If there was a news angle on Monday’s launch of the GAA’s latest strategic report, it was that wheels appear to be in motion to attempt to resolve the expenses dispute with the Gaelic Players Association.
At the unveiling of the report, ‘Aontas 2026: Towards One GAA For All,’ GAA DG Tom Ryan was asked about the proposal in the document that ‘contact hours’ for player training be regulated and whether it might be a means of finding agreement on the issue of how much time intercounty activity should be consuming for players.
His cautious response suggested it was a delicate matter.
“It might prove to be but we mightn’t go into too much detail on that this morning. Clearly where we are is not a terribly comfortable position for us or the players and the GPA but there’s enough common ground between us to be able to arrive at a resolution.
“We’ve regular interaction and meetings with the GPA and there’s one scheduled for early next week so what’s been mentioned [about contact hours] – there’s a lot of commonality there between us and there may well be grounds for resolution.”
Association president Larry McCarthy varnished it a little less: “It’s probably better to talk to each other rather than through the media.”
In overall terms the latest update on the GAA’s strategic plan, to cover the years up until 2026, was well put together and the outcome of obviously a lot of volunteered work by qualified professionals and administrators but the modern idiom for these reports is aspirational.
They tend to look for ‘more’ or ‘enhanced’ or ‘strengthened’ as opposed to hard targets.
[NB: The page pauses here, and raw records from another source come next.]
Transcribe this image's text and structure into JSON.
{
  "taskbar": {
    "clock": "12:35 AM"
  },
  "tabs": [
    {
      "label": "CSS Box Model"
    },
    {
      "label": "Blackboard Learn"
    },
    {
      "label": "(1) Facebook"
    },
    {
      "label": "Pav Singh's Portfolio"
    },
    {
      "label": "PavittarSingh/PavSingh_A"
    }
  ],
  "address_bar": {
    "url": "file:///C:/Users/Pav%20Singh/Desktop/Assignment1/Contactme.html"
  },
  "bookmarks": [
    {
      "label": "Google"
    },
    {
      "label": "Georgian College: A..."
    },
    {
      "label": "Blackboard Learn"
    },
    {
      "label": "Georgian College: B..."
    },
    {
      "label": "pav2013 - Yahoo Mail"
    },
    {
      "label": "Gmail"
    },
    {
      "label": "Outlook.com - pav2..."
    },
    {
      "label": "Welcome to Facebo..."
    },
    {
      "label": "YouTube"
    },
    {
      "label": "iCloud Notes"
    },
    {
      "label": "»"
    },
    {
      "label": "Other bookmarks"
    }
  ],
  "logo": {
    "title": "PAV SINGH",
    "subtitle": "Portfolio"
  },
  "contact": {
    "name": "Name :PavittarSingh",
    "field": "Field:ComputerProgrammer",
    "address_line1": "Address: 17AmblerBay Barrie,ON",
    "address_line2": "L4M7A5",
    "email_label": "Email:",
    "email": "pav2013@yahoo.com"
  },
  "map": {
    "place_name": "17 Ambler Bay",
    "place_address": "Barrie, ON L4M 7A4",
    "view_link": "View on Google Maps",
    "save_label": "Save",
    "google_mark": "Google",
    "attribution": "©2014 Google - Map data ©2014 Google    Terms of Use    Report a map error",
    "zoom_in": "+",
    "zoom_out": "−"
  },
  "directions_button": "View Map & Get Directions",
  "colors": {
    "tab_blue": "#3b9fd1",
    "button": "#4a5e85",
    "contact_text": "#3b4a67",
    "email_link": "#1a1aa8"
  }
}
That’s probably because the report is seen as an ongoing process, which identifies key areas of concern in the specified period and leaves it to implementation to decide how it’s to be done.
Five years
It’s a continuum from the last report in 2018, which apart from its lead concern on “achieving a better balance between club and county fixtures” – fairly comprehensively addressed by the split season, currently on trial – features much of the same material, such as integration, population shifts and mitigating the impacts of intercounty involvement, strengthening communication and sustaining amateur status.
None of these issues have gone away nor is it likely that they will have by 2026. The periodic strategic reports are a way of sustaining focus on the problems.
This year is slightly different in that the report’s window has shifted from three to five years so that the plan won’t be so completely identified with a presidential term of office, according to the president Larry McCarthy.
“I think the fact that we have lengthened this timeframe to five years makes it a better strategy, because it’s not tied to one particular uachtaráin or anyone coming in. There will be an opportunity for a broader buy-in from other units in the association to feed into the national strategy.
“I think the five-year plan is better in terms of giving other units the opportunity to link in nationally and be more coherent.”
The constantly reviewed strategic plan appears to have taken the place of the once-in-a-generation blockbuster reports, such as the McNamee Commission in 1971 and three decades later, the Strategic Review Committee (2002).
It probably makes more sense from a governance point of view to keep strategy constantly under review but it also militates against radical interventions – maybe even intends to avoid the need for them.
There was also discussion of the possible reallocation of resources from commercially more successful counties to those which struggle more.
“I think it merits consideration,” said Ryan, adding with some understatement; “I think there are clearly challenges with it but there is an imperative there, some way, whatever the mechanism.”
“Spread the wealth,” interjected McCarthy, “how exactly we might do it we don’t know.”